A March for Justice, led by Reverend Al Sharpton, started at the Greenwood Cultural Center and ended outside Tulsa City Hall.
The crowd was full of passion and energy as they marched, and it was that energy that Sharpton hopes continues on - saying it can only do so when young activists join the cause.
The passion was overflowing, the desire to find common ground was evident, and now the group hopes you join them, too.
"We don't want to fight no war, we want peace," Sandy Craven-Thompson said.
Gerard Burns said, "We just want what's right, to be treated equal."
Sharpton was in town on a mission to change an image - that just because you are big and black does not mean you are a bad dude.
"Why would one policeman in a helicopter look at a man walking down the road with his hands up say 'he looks like a bad dude.' There's the problem, and we need to deal with that problem," Sharpton said.
And the protesters agreed, saying they are fed up with black men be labeled as 'big bad dudes.'
Tykee McClain said, "He's black - does he deserve to die because he's a big black guy?"
It's a push for change that comes after Tulsa police officer, Betty Shelby, shot and killed Terence Crutcher earlier this month.
For the activists that marched Tuesday, it's time to end the violence and promote peace and understanding.
"I want everybody to know that we should love each other. We should come together as one, as one, and love each other," said McClain.
Sharpton said he believes Tulsa can help lead the country is making the change.
"I think they can,” he said. “If they step up and use this situation to make it a teaching moment."
That's what protesters like TKO Capone are hoping to do.
"It's going to take all of us collectively standing up, being together," he said.
Capone himself told Sharpton he will keep the cause going.
Capone: "You're an inspiration to me."
Sharpton: "We need you to carry it on. You got to keep it going."
Capone: "Most definitely."
Marty: "How does a guy like him make other people believe?"
Sharpton: "By standing up and doing what he's doing. Let me tell you something, this is a generational struggle until all of us get free.

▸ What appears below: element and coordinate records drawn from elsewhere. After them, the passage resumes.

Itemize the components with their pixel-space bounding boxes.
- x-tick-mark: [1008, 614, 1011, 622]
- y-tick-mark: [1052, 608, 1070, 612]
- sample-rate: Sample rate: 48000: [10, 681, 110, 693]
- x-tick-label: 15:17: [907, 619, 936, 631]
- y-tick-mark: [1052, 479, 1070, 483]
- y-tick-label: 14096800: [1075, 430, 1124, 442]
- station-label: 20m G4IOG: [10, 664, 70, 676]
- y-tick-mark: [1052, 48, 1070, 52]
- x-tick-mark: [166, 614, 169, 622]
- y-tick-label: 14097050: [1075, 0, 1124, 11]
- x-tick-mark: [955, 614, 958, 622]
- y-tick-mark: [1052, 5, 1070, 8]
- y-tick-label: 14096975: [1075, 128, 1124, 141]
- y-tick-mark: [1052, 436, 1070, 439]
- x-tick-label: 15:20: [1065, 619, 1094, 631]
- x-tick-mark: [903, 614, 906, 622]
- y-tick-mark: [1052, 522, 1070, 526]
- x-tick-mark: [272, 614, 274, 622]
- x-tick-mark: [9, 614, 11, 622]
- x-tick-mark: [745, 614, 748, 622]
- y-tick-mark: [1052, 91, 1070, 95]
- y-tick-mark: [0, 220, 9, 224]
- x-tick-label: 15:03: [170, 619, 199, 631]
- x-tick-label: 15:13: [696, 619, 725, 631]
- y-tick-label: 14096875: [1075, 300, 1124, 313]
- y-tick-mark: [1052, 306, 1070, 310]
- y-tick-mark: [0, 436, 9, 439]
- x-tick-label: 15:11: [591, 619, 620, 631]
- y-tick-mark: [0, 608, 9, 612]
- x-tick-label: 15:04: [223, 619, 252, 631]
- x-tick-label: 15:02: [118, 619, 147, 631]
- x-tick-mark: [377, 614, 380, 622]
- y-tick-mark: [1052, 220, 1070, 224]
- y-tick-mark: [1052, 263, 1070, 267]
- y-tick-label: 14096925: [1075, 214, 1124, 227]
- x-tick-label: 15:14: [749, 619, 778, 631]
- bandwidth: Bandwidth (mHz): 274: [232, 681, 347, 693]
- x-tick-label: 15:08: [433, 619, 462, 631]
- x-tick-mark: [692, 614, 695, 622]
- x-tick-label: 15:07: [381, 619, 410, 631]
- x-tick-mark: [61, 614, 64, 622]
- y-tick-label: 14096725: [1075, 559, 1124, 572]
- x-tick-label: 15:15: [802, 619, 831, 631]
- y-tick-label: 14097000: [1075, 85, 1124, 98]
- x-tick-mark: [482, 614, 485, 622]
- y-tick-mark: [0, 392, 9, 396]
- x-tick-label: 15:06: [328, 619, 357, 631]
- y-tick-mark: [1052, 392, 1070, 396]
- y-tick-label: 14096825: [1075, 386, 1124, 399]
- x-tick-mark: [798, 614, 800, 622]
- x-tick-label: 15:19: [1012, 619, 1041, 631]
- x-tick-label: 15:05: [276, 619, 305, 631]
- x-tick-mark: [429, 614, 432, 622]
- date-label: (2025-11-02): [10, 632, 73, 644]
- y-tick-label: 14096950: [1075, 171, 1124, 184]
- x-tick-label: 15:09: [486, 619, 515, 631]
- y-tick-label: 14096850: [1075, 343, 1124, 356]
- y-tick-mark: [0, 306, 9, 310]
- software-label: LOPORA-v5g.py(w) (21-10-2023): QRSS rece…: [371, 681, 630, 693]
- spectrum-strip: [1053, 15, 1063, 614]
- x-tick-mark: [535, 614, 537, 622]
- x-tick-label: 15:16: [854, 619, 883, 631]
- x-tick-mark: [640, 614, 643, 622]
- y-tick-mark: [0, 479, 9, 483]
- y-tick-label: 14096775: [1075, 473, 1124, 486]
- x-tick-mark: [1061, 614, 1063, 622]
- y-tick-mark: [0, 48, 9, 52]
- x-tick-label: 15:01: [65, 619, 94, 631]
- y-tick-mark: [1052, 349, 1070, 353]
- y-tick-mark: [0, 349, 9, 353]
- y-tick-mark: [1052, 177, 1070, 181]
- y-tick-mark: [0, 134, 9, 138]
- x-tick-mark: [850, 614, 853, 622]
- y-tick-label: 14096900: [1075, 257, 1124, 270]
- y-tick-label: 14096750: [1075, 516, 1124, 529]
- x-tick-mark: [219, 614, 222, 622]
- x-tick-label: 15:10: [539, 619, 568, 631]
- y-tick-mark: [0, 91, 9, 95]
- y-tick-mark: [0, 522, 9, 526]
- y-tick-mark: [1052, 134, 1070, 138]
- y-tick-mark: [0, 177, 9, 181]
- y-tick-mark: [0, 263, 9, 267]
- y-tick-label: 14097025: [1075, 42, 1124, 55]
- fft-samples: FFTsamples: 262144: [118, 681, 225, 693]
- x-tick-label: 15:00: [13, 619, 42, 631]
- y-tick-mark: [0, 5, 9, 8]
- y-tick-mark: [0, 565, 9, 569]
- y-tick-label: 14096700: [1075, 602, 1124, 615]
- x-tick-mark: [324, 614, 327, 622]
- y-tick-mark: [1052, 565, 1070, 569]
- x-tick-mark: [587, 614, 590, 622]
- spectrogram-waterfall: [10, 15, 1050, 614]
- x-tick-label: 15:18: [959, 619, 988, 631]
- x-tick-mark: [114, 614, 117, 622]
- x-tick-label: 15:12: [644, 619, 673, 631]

We may have different tactics, we may have different places we come from, but we all end up in the same place. That's why I commended the young activists. We're here to support them, not supplant them, because this is a people's movement, and if they keep standing, we will stand with them"
The goal, they said, is to keep the conversations going - keep inviting friend and foe to the table of understanding until everyone is standing together.